Here's how they work together in a production document processing pipeline:

```mermaid
graph TD
    A[Document Sources] --> B[Airflow Orchestrator]
    B --> C[Spark Cluster Processing]
    C --> D[LlamaIndex Integration]
    D --> E[Snowflake Data Warehouse]
    D --> F[Databricks Vector Search]
    E --> G[Snowflake Cortex RAG]
    F --> H[Databricks MLOps]
    G --> I[Production Applications]
    H --> I
```

**Recommended Architecture**:

1. **Airflow** orchestrates the entire pipeline with scheduling and monitoring[1][2]
2. **Spark** handles large-scale document processing and preprocessing[9][7]
3. **LlamaIndex** provides sophisticated chunking, metadata extraction, and embedding generation
4. **Snowflake** stores structured metadata and enables native RAG with Cortex[12][14]
5. **Databricks** manages vector indexes, model deployment, and MLOps workflows[18][20]
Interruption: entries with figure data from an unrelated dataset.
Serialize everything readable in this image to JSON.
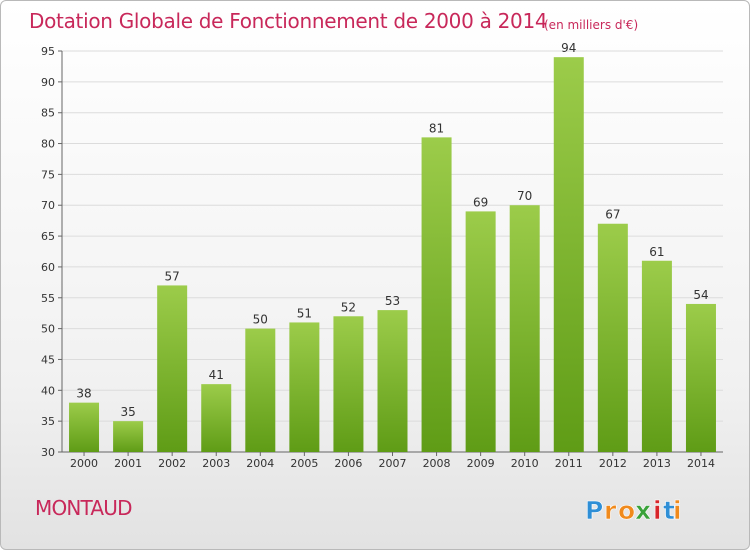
{
  "title": "Dotation Globale de Fonctionnement de 2000 à 2014",
  "subtitle": "(en milliers d'€)",
  "town": "MONTAUD",
  "logo": {
    "text": "Proxiti",
    "letters": [
      "P",
      "r",
      "o",
      "x",
      "i",
      "t",
      "i"
    ],
    "colors": [
      "#2f8fd6",
      "#f08a1c",
      "#f08a1c",
      "#3aa23a",
      "#d8262b",
      "#2f8fd6",
      "#f08a1c"
    ]
  },
  "colors": {
    "bar_light": "#9ccc4a",
    "bar_dark": "#5f9c16",
    "title": "#c8285a"
  },
  "chart_data": {
    "type": "bar",
    "categories": [
      "2000",
      "2001",
      "2002",
      "2003",
      "2004",
      "2005",
      "2006",
      "2007",
      "2008",
      "2009",
      "2010",
      "2011",
      "2012",
      "2013",
      "2014"
    ],
    "values": [
      38,
      35,
      57,
      41,
      50,
      51,
      52,
      53,
      81,
      69,
      70,
      94,
      67,
      61,
      54
    ],
    "ylim": [
      30,
      95
    ],
    "yticks": [
      30,
      35,
      40,
      45,
      50,
      55,
      60,
      65,
      70,
      75,
      80,
      85,
      90,
      95
    ],
    "grid": true,
    "title": "Dotation Globale de Fonctionnement de 2000 à 2014",
    "xlabel": "",
    "ylabel": ""
  }
}
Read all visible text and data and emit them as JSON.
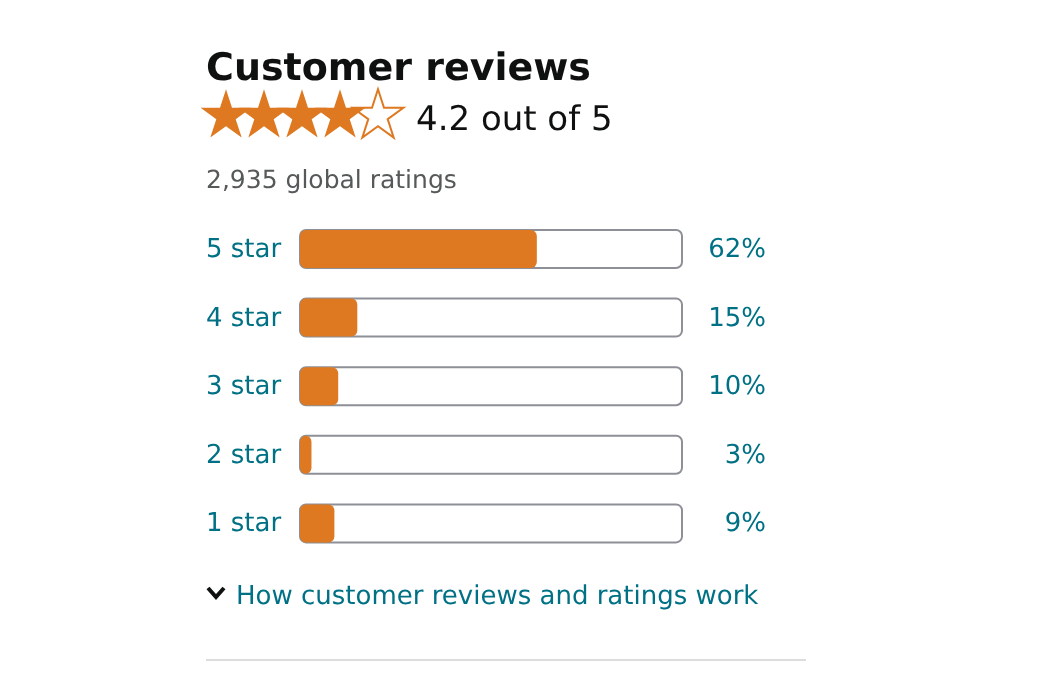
{
  "chart_data": {
    "type": "bar",
    "orientation": "horizontal",
    "title": "Customer reviews",
    "categories": [
      "5 star",
      "4 star",
      "3 star",
      "2 star",
      "1 star"
    ],
    "values": [
      62,
      15,
      10,
      3,
      9
    ],
    "color": "#de7921",
    "xlim": [
      0,
      100
    ],
    "value_labels": [
      "62%",
      "15%",
      "10%",
      "3%",
      "9%"
    ],
    "annotations": [
      "4.2 out of 5",
      "2,935 global ratings",
      "How customer reviews and ratings work"
    ]
  }
}
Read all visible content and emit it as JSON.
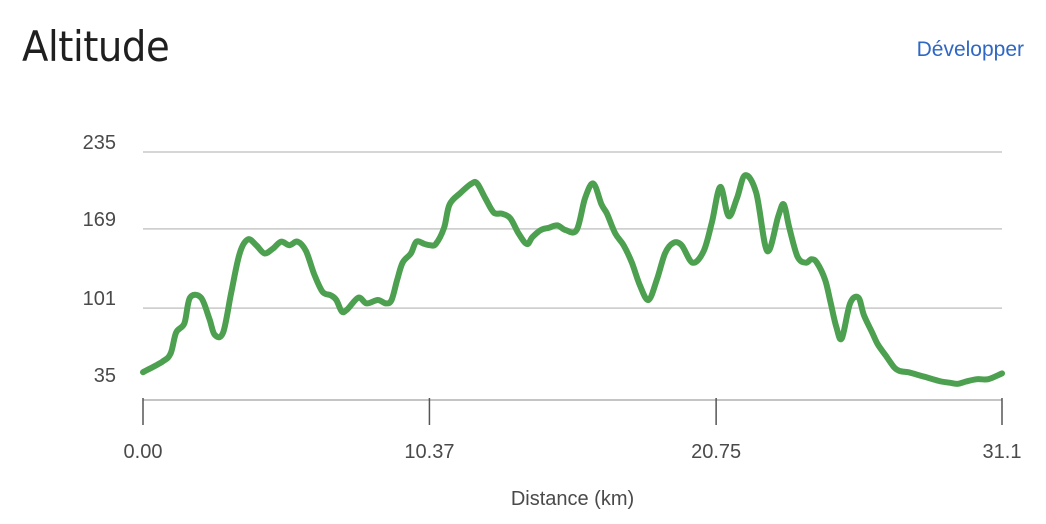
{
  "header": {
    "title": "Altitude",
    "expand_label": "Développer"
  },
  "chart_data": {
    "type": "line",
    "xlabel": "Distance (km)",
    "ylabel": "",
    "xlim": [
      0,
      31.1
    ],
    "ylim": [
      35,
      235
    ],
    "x_ticks": [
      "0.00",
      "10.37",
      "20.75",
      "31.1"
    ],
    "y_ticks": [
      "235",
      "169",
      "101",
      "35"
    ],
    "line_color": "#4ca04f",
    "grid": true,
    "x": [
      0,
      0.7,
      1.0,
      1.2,
      1.5,
      1.7,
      2.1,
      2.4,
      2.6,
      2.9,
      3.2,
      3.5,
      3.8,
      4.1,
      4.4,
      4.7,
      5.0,
      5.3,
      5.6,
      5.9,
      6.2,
      6.5,
      6.8,
      7.0,
      7.2,
      7.4,
      7.8,
      8.1,
      8.5,
      8.8,
      9.0,
      9.2,
      9.4,
      9.7,
      9.9,
      10.2,
      10.4,
      10.6,
      10.9,
      11.1,
      11.5,
      11.9,
      12.1,
      12.4,
      12.7,
      13.0,
      13.3,
      13.6,
      13.9,
      14.1,
      14.4,
      14.7,
      15.0,
      15.3,
      15.7,
      16.0,
      16.3,
      16.6,
      16.8,
      17.1,
      17.4,
      17.7,
      18.0,
      18.3,
      18.6,
      18.9,
      19.2,
      19.5,
      19.9,
      20.3,
      20.6,
      20.9,
      21.2,
      21.5,
      21.8,
      22.2,
      22.6,
      23.0,
      23.2,
      23.4,
      23.7,
      24.0,
      24.2,
      24.4,
      24.7,
      24.9,
      25.1,
      25.3,
      25.6,
      25.9,
      26.1,
      26.4,
      26.6,
      26.9,
      27.2,
      27.4,
      27.7,
      28.0,
      28.3,
      28.6,
      28.9,
      29.2,
      29.5,
      29.8,
      30.2,
      30.6,
      31.1
    ],
    "y": [
      46,
      55,
      62,
      80,
      88,
      110,
      110,
      92,
      78,
      80,
      115,
      148,
      160,
      155,
      148,
      152,
      158,
      155,
      158,
      150,
      130,
      115,
      112,
      108,
      98,
      100,
      110,
      105,
      108,
      105,
      108,
      125,
      140,
      148,
      158,
      156,
      155,
      156,
      170,
      190,
      200,
      208,
      208,
      195,
      183,
      182,
      178,
      165,
      156,
      162,
      168,
      170,
      172,
      168,
      168,
      195,
      208,
      190,
      182,
      165,
      155,
      140,
      120,
      108,
      125,
      148,
      157,
      155,
      140,
      150,
      175,
      205,
      180,
      195,
      215,
      200,
      150,
      180,
      190,
      170,
      145,
      140,
      143,
      140,
      125,
      105,
      85,
      75,
      105,
      110,
      95,
      80,
      70,
      60,
      50,
      47,
      46,
      44,
      42,
      40,
      38,
      37,
      36,
      38,
      40,
      40,
      45
    ]
  }
}
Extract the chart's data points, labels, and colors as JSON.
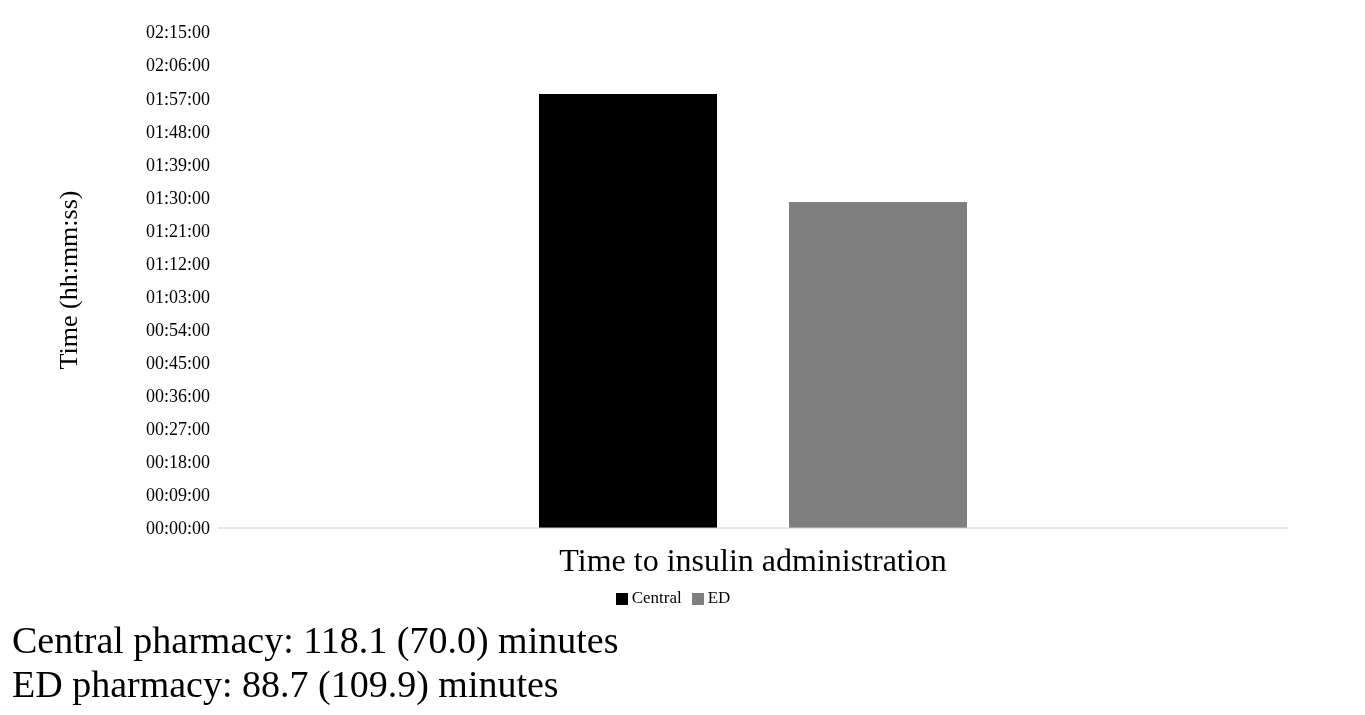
{
  "chart_data": {
    "type": "bar",
    "ylabel": "Time (hh:mm:ss)",
    "categories": [
      "Time to insulin administration"
    ],
    "series": [
      {
        "name": "Central",
        "color": "#000000",
        "values": [
          118.1
        ]
      },
      {
        "name": "ED",
        "color": "#7f7f7f",
        "values": [
          88.7
        ]
      }
    ],
    "ylim": [
      0,
      135
    ],
    "yticks": [
      {
        "value": 0,
        "label": "00:00:00"
      },
      {
        "value": 9,
        "label": "00:09:00"
      },
      {
        "value": 18,
        "label": "00:18:00"
      },
      {
        "value": 27,
        "label": "00:27:00"
      },
      {
        "value": 36,
        "label": "00:36:00"
      },
      {
        "value": 45,
        "label": "00:45:00"
      },
      {
        "value": 54,
        "label": "00:54:00"
      },
      {
        "value": 63,
        "label": "01:03:00"
      },
      {
        "value": 72,
        "label": "01:12:00"
      },
      {
        "value": 81,
        "label": "01:21:00"
      },
      {
        "value": 90,
        "label": "01:30:00"
      },
      {
        "value": 99,
        "label": "01:39:00"
      },
      {
        "value": 108,
        "label": "01:48:00"
      },
      {
        "value": 117,
        "label": "01:57:00"
      },
      {
        "value": 126,
        "label": "02:06:00"
      },
      {
        "value": 135,
        "label": "02:15:00"
      }
    ],
    "grid": false,
    "legend": "bottom",
    "annotations": [
      "Central pharmacy: 118.1 (70.0) minutes",
      "ED pharmacy: 88.7 (109.9) minutes"
    ]
  }
}
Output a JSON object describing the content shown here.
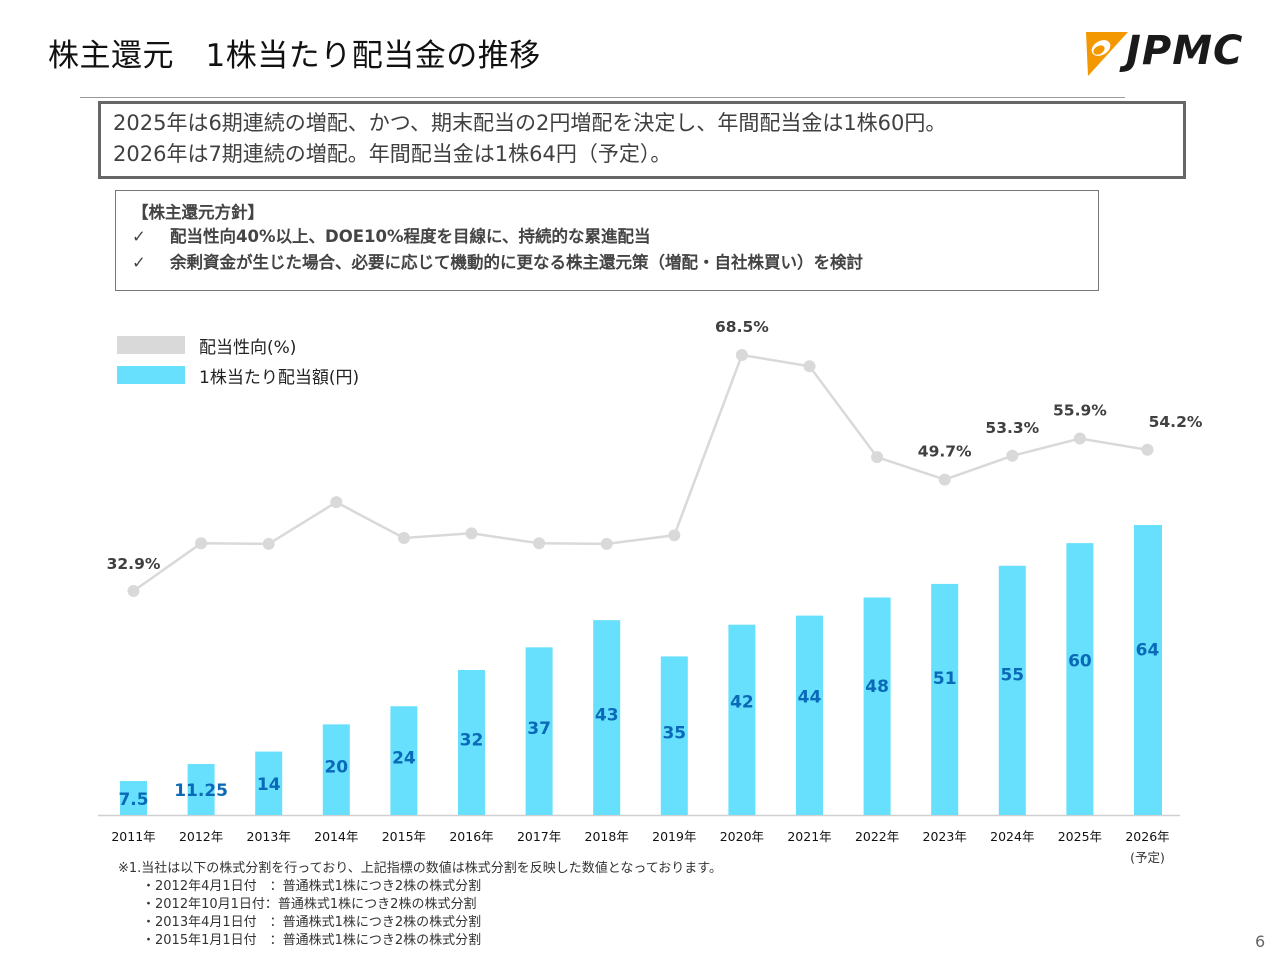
{
  "page": {
    "title": "株主還元　1株当たり配当金の推移",
    "logo_text": "JPMC",
    "page_number": "6",
    "brand_colors": {
      "logo_orange": "#f39800",
      "logo_black": "#1a1a1a"
    }
  },
  "summary": {
    "lines": [
      "2025年は6期連続の増配、かつ、期末配当の2円増配を決定し、年間配当金は1株60円。",
      "2026年は7期連続の増配。年間配当金は1株64円（予定）。"
    ]
  },
  "policy": {
    "heading": "【株主還元方針】",
    "check_glyph": "✓",
    "items": [
      "配当性向40%以上、DOE10%程度を目線に、持続的な累進配当",
      "余剰資金が生じた場合、必要に応じて機動的に更なる株主還元策（増配・自社株買い）を検討"
    ]
  },
  "legend": {
    "items": [
      {
        "label": "配当性向(%)",
        "color": "#d9d9d9"
      },
      {
        "label": "1株当たり配当額(円)",
        "color": "#66e0fc"
      }
    ]
  },
  "chart_data": {
    "type": "bar",
    "title": "",
    "xlabel": "",
    "ylabel": "",
    "grid": false,
    "legend_position": "top-left",
    "categories": [
      "2011年",
      "2012年",
      "2013年",
      "2014年",
      "2015年",
      "2016年",
      "2017年",
      "2018年",
      "2019年",
      "2020年",
      "2021年",
      "2022年",
      "2023年",
      "2024年",
      "2025年",
      "2026年"
    ],
    "category_sublabels": [
      "",
      "",
      "",
      "",
      "",
      "",
      "",
      "",
      "",
      "",
      "",
      "",
      "",
      "",
      "",
      "(予定)"
    ],
    "series": [
      {
        "name": "1株当たり配当額(円)",
        "type": "bar",
        "color": "#66e0fc",
        "label_color": "#0a6ab8",
        "values": [
          7.5,
          11.25,
          14,
          20,
          24,
          32,
          37,
          43,
          35,
          42,
          44,
          48,
          51,
          55,
          60,
          64
        ],
        "labels": [
          "7.5",
          "11.25",
          "14",
          "20",
          "24",
          "32",
          "37",
          "43",
          "35",
          "42",
          "44",
          "48",
          "51",
          "55",
          "60",
          "64"
        ],
        "ylim": [
          0,
          64
        ]
      },
      {
        "name": "配当性向(%)",
        "type": "line",
        "color": "#d9d9d9",
        "label_color": "#404040",
        "values": [
          32.9,
          40.1,
          40.0,
          46.3,
          40.9,
          41.6,
          40.1,
          40.0,
          41.3,
          68.5,
          66.8,
          53.1,
          49.7,
          53.3,
          55.9,
          54.2
        ],
        "labels": [
          "32.9%",
          "",
          "",
          "",
          "",
          "",
          "",
          "",
          "",
          "68.5%",
          "",
          "",
          "49.7%",
          "53.3%",
          "55.9%",
          "54.2%"
        ],
        "ylim": [
          32.9,
          68.5
        ]
      }
    ]
  },
  "footnote": {
    "main": "※1.当社は以下の株式分割を行っており、上記指標の数値は株式分割を反映した数値となっております。",
    "items": [
      "・2012年4月1日付　：普通株式1株につき2株の株式分割",
      "・2012年10月1日付：普通株式1株につき2株の株式分割",
      "・2013年4月1日付　：普通株式1株につき2株の株式分割",
      "・2015年1月1日付　：普通株式1株につき2株の株式分割"
    ]
  }
}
This combination gives you:
- **Enterprise scale** (millions of documents)
- **Production reliability** (monitoring, retries, governance)
- **Cost optimization** (auto-scaling, serverless options)
- **Security compliance** (unified access control, audit trails)
- **Operational simplicity** (managed services, unified platforms)

Each tool handles what it does best while LlamaIndex remains your core document intelligence engine, creating a robust production-ready document processing ecosystem.